Slowly they sailed up the river and past the mouth of the Hoornekill.[2] The colonists stared in silence at the spot where the little settlement of Zwannendael had once stood. Nothing marked the place now but a few blackened ruins; and these, wind and storm were slowly eating away.
The Swedes did not stop there, but sailed on up the river. Their commander, Peter Minuit, had once been with the West India Company at New Netherlands, and knew something of the country and had a clear idea of where he wished to start his colony. Some miles above the Hoornekill, Minquas Creek (now our Christiana) emptied into the Delaware. Two and a half miles from its mouth, a point of rocks[3] jutted out into the stream and made a sort of natural wharf. It was upon this point that the Swedes made their landing.
Stores and implements were carried to the shore, and soon the silence of the new land was broken by the sound of the ax and the voices of the settlers talking and calling to one another.
Lonely and deserted as the country had seemed to the new settlers, their coming was quickly known to both the Indians and the Dutch.
The first to visit them was an Indian Chief named Mattahoon. He and some of his braves stalked in among the colonists one day, with silent Indian tread, and stood looking about them with curious, glittering black eyes. Minuit gave them some presents, and they seemed much pleased. Then Mattahoon told Minuit that the land belonged to him and his braves.
Minuit wished to buy it from him, and the Sachem agreed to sell it for a copper kettle and some other small articles. These were given to him, and he and his braves went away, well content with their bargain.
The next visitor to come to them was a messenger from New Amsterdam.
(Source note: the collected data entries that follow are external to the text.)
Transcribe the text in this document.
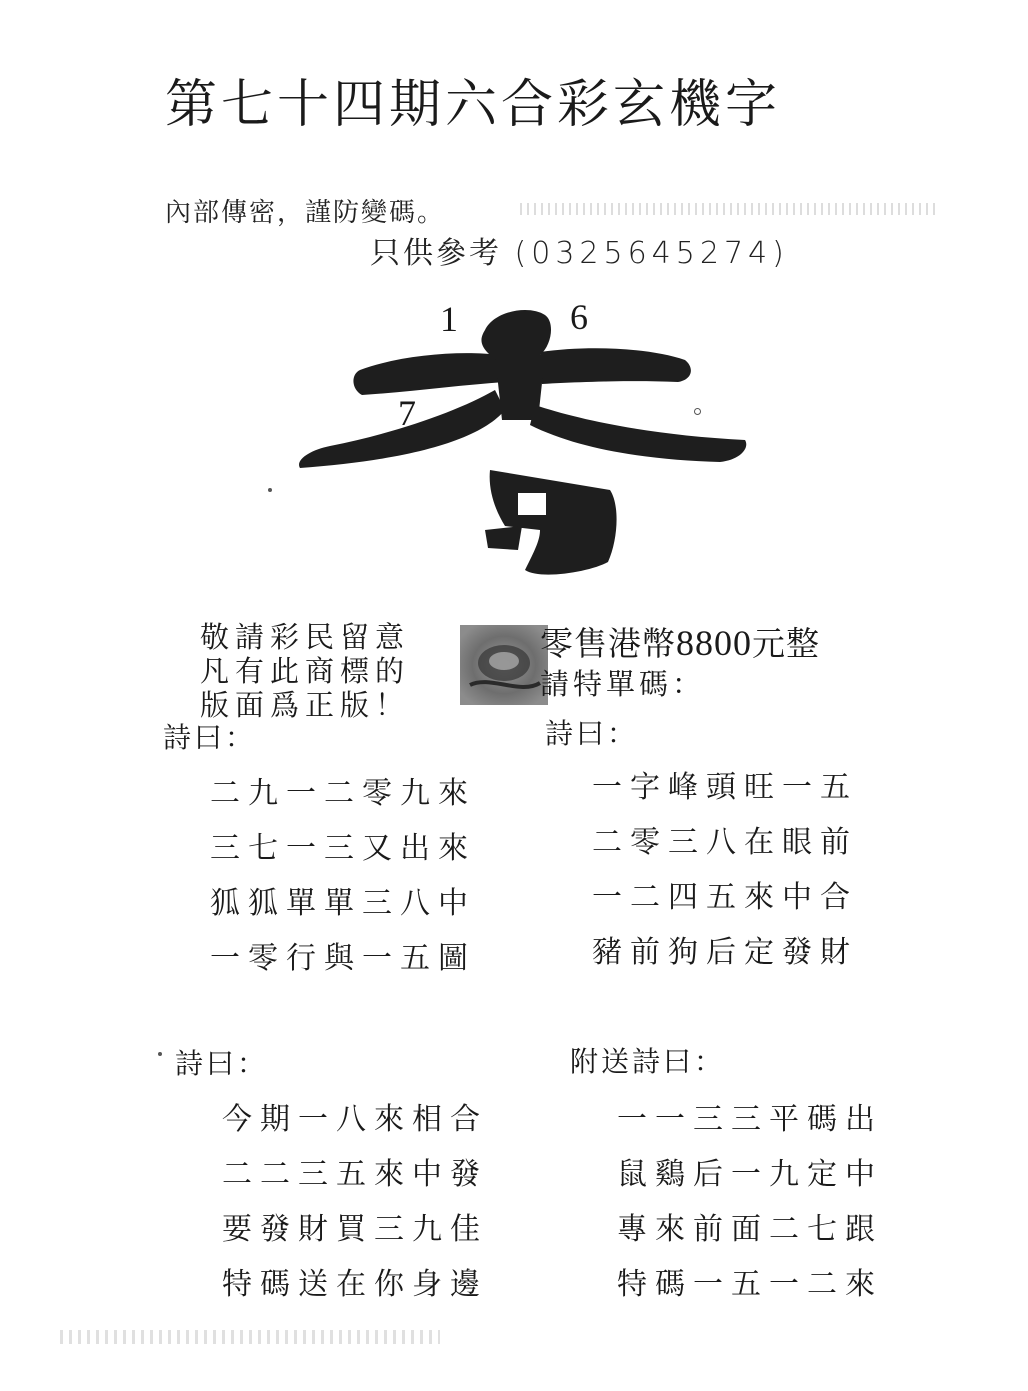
第七十四期六合彩玄機字
內部傳密，謹防變碼。
只供參考 (0325645274)
1	6
7
敬請彩民留意
凡有此商標的
版面爲正版！
零售港幣8800元整
請特單碼：
詩曰：
二九一二零九來
三七一三又出來
狐狐單單三八中
一零行與一五圖
詩曰：
一字峰頭旺一五
二零三八在眼前
一二四五來中合
豬前狗后定發財
詩曰：
今期一八來相合
二二三五來中發
要發財買三九佳
特碼送在你身邊
附送詩曰：
一一三三平碼出
鼠鷄后一九定中
專來前面二七跟
特碼一五一二來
He told them that Director General Kieft, the Dutch Governor, had sent him to ask why they had settled on land that belonged to the Dutch. The Dutch had bought it from the Indians long ago, at the time DeVries had settled on the river.
Minuit answered the messenger very civilly. He gave the Dutchman to understand that he and his Swedes were on their way to the West Indies, and had only landed on this shore for rest and refreshment.